Ostatnio byłem na pogrzebie naszego kowala Konrada Puchały, który zapoczątkował wyrób naszych mieczy, tak zwane płatnerstwo. Sporo mogłem się od niego nauczyć. Żeby kupić sobie nowy miecz, potrzeba około 800 zł, a chłopaki prawdopodobnie roznieśliby go podczas ćwiczeń. Wolimy więc robić odkuwki, szlifować, prostować. Nie wiem, co dalej będzie, może syn Konrada zechce go zastąpić; myślę też o zrobieniu kuźni na swoje potrzeby. Kilka mieczy chłopcy zrobili sobie sami, niektórzy pracują jako ślusarze.
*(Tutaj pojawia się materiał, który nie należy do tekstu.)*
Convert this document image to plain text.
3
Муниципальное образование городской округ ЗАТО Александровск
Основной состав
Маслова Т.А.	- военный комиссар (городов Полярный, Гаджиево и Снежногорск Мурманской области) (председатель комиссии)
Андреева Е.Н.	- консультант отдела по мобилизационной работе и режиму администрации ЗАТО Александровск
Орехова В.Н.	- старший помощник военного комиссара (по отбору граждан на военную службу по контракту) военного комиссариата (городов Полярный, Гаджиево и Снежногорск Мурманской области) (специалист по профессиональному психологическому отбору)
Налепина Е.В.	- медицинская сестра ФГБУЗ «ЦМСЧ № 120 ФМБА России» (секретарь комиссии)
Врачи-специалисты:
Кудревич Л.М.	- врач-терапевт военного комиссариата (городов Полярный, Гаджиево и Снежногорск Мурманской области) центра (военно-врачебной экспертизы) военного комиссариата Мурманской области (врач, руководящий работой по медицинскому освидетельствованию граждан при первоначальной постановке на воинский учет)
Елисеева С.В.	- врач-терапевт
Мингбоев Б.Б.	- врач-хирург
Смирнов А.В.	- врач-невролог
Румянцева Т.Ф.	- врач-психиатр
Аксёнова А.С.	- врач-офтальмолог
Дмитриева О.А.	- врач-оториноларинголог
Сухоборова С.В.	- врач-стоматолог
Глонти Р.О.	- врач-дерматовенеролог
Mamy tutaj jeden oryginalny hełm - XIII-wieczny, pancerny, normański, a więc taki, który najbardziej nas interesuje, mamy też samoróby, nawet plastikowe - dla dzieciaków. Nic w przyrodzie nie ginie, wszystko da się przerobić, jeżdżę nawet po złomie, szukam ciekawych części, zawsze coś się znajdzie. Widzę kawałek żelastwa i wiem, że z tego kawałka coś może być. Patrzę na obręcze z kół albo resor, i widzę w tym miecz.
- Uczycie się walki podczas spotkań bractwa?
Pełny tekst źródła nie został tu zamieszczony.